The GEE is a cloud-computing platform designed specifically to enhance the parallel processing of petabyte-scale satellite remote sensing imagery and other geographical spatial data, leveraging the powerful computational infrastructure (Gorelick et al., 2017; Tamiminia et al., 2020). Moreover, the platform offers application programming interfaces (APIs) and integrated development environments in both JavaScript and Python, allowing users to engage in customized development according to their requirements. Users can leverage the cloud computing capabilities of GEE’s backend data center to perform a variety of computations and analyses, saving a huge amount of time required for local data downloading and processing.
In this study, all data preprocessing tasks are conducted via the secondary development of the GEE Python API. First, Landsat 8/9 Collection 2 Tier 1 TOA reflectance data on the GEE platform is filtered based on the central coordinates of AERONET and SONET sites, retaining only valid observations that coincide with the satellite overpass time within a ±30-minute window.
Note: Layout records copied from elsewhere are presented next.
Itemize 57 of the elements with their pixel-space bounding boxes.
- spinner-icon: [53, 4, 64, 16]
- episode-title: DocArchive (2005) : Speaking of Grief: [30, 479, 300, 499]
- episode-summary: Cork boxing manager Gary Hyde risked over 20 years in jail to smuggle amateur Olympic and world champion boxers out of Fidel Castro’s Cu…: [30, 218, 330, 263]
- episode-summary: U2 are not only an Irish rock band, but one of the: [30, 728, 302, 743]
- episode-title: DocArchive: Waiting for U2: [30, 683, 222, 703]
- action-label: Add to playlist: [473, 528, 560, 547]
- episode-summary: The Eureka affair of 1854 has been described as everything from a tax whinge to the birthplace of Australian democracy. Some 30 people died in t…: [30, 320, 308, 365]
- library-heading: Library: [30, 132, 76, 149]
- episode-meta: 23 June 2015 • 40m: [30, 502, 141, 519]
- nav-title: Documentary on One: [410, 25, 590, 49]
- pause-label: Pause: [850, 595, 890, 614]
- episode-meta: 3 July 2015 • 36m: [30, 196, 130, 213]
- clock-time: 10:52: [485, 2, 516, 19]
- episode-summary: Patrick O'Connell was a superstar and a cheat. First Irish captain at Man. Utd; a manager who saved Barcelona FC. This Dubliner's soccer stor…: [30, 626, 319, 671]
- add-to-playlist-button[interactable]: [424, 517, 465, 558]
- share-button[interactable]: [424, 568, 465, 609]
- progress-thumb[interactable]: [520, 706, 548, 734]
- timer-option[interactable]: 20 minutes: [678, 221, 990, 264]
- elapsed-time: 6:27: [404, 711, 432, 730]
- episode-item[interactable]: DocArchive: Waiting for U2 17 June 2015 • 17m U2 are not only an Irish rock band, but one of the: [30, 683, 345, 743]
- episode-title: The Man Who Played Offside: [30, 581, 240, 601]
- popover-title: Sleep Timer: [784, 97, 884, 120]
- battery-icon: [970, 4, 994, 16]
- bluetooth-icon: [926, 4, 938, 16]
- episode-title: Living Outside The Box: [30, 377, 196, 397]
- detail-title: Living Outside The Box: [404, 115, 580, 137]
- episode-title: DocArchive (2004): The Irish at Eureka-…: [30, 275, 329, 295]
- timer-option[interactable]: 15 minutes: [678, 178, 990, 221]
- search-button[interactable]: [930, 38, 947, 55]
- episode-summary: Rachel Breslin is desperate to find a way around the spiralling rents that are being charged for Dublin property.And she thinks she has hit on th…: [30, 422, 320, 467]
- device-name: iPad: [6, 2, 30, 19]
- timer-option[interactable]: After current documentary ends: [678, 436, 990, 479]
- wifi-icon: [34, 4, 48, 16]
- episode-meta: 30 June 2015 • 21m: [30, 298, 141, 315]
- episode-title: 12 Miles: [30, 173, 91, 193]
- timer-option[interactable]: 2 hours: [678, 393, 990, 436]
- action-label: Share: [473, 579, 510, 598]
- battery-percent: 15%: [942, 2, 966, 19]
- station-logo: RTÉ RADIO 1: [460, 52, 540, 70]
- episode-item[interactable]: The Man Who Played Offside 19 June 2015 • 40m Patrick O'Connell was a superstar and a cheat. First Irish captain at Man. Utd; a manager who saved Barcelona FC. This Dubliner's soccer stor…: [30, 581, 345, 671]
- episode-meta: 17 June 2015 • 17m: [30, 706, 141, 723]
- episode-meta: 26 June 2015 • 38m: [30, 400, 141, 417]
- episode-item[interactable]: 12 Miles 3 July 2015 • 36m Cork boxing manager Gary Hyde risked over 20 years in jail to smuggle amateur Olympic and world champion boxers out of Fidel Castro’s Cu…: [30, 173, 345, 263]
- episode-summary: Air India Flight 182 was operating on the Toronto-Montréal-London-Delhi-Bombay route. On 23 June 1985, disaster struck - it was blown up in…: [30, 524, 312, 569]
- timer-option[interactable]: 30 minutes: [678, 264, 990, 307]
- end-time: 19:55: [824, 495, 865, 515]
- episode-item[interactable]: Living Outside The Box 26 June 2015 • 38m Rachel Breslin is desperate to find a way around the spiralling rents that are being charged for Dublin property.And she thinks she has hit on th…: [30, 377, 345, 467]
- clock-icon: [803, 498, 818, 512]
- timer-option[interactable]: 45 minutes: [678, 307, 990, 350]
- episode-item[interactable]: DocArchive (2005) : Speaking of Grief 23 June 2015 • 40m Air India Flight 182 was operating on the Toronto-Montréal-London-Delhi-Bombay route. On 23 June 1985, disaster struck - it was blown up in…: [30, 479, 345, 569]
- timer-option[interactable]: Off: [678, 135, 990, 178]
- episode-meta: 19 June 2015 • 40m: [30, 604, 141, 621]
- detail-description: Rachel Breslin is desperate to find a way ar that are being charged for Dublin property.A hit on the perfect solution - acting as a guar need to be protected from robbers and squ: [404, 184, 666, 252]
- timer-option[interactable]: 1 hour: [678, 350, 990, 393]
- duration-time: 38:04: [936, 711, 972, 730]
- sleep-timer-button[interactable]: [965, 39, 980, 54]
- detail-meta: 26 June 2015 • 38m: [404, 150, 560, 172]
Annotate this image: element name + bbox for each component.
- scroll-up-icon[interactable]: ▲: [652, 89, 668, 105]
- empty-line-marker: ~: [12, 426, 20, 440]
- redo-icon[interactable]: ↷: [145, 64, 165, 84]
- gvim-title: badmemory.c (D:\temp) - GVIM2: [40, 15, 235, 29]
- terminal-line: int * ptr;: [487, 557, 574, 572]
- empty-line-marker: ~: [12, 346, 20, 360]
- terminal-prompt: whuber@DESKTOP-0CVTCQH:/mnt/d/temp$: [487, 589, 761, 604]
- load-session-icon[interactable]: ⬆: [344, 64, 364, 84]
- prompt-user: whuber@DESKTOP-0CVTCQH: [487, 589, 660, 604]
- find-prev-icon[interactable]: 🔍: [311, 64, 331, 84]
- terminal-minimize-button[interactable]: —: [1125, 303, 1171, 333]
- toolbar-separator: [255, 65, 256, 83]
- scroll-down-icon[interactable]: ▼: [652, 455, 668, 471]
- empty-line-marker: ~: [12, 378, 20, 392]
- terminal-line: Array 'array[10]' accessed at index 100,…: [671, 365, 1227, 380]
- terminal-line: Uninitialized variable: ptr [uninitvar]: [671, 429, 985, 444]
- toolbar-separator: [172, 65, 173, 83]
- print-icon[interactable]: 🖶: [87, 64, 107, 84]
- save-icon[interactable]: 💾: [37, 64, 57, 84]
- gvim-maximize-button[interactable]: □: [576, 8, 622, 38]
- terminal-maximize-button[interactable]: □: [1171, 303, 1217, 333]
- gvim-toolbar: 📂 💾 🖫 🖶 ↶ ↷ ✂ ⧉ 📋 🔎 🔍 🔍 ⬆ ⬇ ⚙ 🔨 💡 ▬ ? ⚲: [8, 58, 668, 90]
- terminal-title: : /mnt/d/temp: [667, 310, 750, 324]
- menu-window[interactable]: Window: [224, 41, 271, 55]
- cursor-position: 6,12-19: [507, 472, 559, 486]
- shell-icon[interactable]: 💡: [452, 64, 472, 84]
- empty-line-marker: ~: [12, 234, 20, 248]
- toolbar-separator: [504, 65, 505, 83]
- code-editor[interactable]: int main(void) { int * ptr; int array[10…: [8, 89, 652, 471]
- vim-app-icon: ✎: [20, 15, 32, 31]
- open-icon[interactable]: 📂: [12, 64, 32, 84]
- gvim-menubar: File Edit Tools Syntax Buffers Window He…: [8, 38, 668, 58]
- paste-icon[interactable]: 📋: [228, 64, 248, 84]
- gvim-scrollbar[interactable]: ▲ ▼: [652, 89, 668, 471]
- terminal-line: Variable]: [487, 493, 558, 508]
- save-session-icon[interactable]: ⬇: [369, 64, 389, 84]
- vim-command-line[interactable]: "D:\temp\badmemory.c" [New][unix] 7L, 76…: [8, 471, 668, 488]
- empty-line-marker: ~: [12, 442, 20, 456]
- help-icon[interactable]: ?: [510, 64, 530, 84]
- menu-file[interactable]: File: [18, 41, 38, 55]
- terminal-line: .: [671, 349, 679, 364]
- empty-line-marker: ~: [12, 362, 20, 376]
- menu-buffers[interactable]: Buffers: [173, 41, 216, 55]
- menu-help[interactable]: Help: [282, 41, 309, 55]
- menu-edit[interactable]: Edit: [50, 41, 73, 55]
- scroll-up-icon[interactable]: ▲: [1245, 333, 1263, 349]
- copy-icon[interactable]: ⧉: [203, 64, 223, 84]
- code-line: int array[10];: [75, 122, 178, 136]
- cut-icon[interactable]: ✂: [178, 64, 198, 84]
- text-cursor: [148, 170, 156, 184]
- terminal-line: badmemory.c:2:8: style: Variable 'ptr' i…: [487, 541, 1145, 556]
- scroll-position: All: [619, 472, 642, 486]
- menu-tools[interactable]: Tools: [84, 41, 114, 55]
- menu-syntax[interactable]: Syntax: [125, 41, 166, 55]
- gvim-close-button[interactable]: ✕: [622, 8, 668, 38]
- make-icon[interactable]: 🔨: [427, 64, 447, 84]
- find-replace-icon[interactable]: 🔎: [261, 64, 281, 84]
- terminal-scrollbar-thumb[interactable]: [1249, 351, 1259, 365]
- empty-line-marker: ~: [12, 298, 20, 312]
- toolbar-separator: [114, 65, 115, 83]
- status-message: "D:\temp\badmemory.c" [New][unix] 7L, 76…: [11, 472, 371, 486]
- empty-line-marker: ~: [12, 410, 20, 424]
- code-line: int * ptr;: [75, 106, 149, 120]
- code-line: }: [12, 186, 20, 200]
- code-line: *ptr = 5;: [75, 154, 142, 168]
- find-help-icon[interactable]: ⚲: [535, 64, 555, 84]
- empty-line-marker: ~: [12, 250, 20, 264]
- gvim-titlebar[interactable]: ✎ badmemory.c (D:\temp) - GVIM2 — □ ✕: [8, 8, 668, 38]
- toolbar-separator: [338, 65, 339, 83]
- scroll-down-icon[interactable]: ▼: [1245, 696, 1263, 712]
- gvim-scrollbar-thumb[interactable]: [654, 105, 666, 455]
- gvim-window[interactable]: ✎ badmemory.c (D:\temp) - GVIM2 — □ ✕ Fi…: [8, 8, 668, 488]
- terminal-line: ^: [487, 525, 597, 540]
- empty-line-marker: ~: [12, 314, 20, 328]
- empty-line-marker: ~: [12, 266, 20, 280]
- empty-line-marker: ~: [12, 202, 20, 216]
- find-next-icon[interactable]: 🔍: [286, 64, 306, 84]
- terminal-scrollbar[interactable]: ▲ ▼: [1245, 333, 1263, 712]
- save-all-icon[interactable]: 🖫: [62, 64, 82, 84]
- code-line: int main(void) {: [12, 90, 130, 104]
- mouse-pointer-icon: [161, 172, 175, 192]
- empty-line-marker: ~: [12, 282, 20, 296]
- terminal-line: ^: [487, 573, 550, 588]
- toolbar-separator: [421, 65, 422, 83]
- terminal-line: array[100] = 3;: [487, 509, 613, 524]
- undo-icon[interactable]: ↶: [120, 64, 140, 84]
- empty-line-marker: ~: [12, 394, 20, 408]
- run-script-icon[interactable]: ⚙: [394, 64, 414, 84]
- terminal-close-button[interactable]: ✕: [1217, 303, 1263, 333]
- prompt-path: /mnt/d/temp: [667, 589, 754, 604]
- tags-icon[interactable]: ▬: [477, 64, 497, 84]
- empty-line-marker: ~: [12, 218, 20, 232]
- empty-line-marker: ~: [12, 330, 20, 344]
All valid observations are averaged to establish ground-truth values for each site. To further enhance the quality of data samples, only Landsat images with a low cloud-cover fraction (< 20%) are collected. Subsequently, we utilize the Landsat quality assessment (QA) band to mask out all unsuitable retrieval pixels, including those affected by clouds, cloud shadows, and ice/snow. We then proceed with the extraction (e.g., spectral reflectance and angle information), computation (e.g., NDVISWIR), and pixel-to-pixel value matching of selected input features to complete the generation of training samples. To establish a robust global aerosol retrieval model, we collected all satellite images from the launch of Landsat 8 and 9 that matched ground-based monitors, encompassing a total of 20,755 cloud-screened images (Table S2). All data samples are input into the GCT model to train the final model, and the constructed model is then applied to perform aerosol retrieval on the GEE platform, ultimately generating the final output map. Last, a 5 × 5 window median filter is applied to minimize spatial noise and enhance the quality of the retrieval, following our previous study (J. Wei et al., 2017). Figure 1 illustrates the flowchart of our proposed ART-GCT-GEE model for global aerosol retrievals from Landsat imagery.